"Quello che volevo, anche se all'epoca non capivo cosa fosse perché nessuno ti dice mai niente finché non lo sai già, era tutto. O tutto quello che sarei riuscita a ottenere con i mezzi che avevo. Soprattutto volevo una canzone di un certo tipo.
Come i profumi, alcune canzoni semplicemente mi stendono. E volevo finire stesa nell'attimo del profumo in cui non senti più niente se non il bagliore. Non dura a lungo, ma per avere tutto devi avere questi momenti di un'importanza così scollegata che il tempo scorre via increspato come un'inquadratura dell'acqua. Senza questi momenti, la festa paradisiaca che ti sei costruito può morire di sete. Sono come dosi di eccitanti, ti rendono più forte. Quando ti riprendi dal bagliore sai che vale i tormenti dell'invidia perché il mistero della vita svanisce appena ti dimentichi della morte, della gente che se la spassa senza di te. Il tempo scorre inosservato e il tempo è l'unica cosa che hai."
Eve Babitz è stata giornalista, inguaribile festaiola, gran lettrice e musa: tutto entro i trent'anni. Impareggiabile interprete dello spirito della sua città tanto nella vita quanto nella scrittura, ha raccontato la Hollywood dell'arte e della bohème come nessuno.

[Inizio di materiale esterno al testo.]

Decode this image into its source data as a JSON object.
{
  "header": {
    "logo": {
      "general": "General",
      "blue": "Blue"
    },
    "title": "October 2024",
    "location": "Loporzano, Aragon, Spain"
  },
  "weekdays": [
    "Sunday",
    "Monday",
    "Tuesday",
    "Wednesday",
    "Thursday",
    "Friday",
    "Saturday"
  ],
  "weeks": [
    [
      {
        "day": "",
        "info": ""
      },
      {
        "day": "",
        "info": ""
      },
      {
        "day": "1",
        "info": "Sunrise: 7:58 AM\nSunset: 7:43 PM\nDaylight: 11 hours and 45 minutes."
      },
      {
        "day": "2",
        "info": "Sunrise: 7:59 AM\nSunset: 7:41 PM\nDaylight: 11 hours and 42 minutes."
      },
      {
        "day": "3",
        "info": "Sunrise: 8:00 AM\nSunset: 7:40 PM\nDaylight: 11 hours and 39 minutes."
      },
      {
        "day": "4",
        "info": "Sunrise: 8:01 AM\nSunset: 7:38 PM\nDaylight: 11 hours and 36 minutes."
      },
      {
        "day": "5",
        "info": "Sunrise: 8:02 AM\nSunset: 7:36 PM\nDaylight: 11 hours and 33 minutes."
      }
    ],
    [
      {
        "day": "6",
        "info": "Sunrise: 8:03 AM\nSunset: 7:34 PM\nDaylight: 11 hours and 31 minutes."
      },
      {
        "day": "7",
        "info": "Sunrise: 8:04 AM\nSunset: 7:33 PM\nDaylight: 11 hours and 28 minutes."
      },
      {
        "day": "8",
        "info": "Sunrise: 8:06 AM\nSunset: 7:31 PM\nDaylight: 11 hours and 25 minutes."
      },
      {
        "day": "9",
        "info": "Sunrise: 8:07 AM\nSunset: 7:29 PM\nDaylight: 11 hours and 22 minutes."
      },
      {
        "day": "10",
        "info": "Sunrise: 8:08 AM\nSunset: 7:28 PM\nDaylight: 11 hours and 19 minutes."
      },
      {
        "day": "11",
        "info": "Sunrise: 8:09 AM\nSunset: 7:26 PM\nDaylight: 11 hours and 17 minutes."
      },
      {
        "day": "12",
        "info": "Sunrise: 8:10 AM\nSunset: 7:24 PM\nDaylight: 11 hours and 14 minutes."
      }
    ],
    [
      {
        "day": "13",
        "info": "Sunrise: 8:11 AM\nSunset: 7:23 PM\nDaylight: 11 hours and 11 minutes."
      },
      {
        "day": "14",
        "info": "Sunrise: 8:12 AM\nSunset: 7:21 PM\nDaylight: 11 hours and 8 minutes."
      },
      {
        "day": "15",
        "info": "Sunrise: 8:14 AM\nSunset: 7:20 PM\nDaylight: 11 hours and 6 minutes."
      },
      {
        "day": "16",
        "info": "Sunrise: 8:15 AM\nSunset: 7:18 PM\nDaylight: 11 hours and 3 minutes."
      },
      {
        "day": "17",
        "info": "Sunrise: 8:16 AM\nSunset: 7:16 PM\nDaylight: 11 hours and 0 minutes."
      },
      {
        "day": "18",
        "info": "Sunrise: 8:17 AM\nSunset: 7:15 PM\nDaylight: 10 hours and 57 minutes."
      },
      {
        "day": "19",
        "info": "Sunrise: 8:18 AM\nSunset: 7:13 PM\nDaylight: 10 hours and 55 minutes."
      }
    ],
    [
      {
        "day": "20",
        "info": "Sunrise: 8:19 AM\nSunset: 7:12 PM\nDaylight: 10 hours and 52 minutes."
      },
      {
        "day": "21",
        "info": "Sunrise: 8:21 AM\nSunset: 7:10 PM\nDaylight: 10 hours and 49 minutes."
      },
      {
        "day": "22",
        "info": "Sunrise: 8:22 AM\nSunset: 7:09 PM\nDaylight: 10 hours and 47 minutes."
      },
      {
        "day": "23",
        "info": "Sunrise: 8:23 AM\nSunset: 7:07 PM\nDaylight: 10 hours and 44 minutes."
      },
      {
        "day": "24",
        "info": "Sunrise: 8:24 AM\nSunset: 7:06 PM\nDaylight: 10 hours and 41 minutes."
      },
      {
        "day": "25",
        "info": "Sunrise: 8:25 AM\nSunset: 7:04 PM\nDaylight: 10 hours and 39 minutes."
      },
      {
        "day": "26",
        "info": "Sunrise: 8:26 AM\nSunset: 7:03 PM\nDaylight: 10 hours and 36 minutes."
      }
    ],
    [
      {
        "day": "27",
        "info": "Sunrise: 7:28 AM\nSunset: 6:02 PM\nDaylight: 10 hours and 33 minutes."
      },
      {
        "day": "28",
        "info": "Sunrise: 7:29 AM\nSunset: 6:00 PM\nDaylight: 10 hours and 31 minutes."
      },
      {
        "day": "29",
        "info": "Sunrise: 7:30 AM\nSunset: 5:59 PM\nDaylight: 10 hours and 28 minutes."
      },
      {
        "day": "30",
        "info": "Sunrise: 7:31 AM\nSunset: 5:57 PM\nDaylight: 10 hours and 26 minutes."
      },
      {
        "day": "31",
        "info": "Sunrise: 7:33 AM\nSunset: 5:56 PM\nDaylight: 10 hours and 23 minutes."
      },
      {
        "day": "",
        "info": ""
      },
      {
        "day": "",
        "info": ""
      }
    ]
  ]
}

I suoi ritratti di rockstar e attori, musicisti e oziosi, surfisti e prostitute, i suoi bozzetti di ristoranti da due lire, case di lusso, alberghi da leggenda sono irresistibili. La mia Hollywood, primo romanzo dell'autrice pubblicato nel 1974, è un tributo a Los Angeles composto da una delle sue figlie più affascinanti.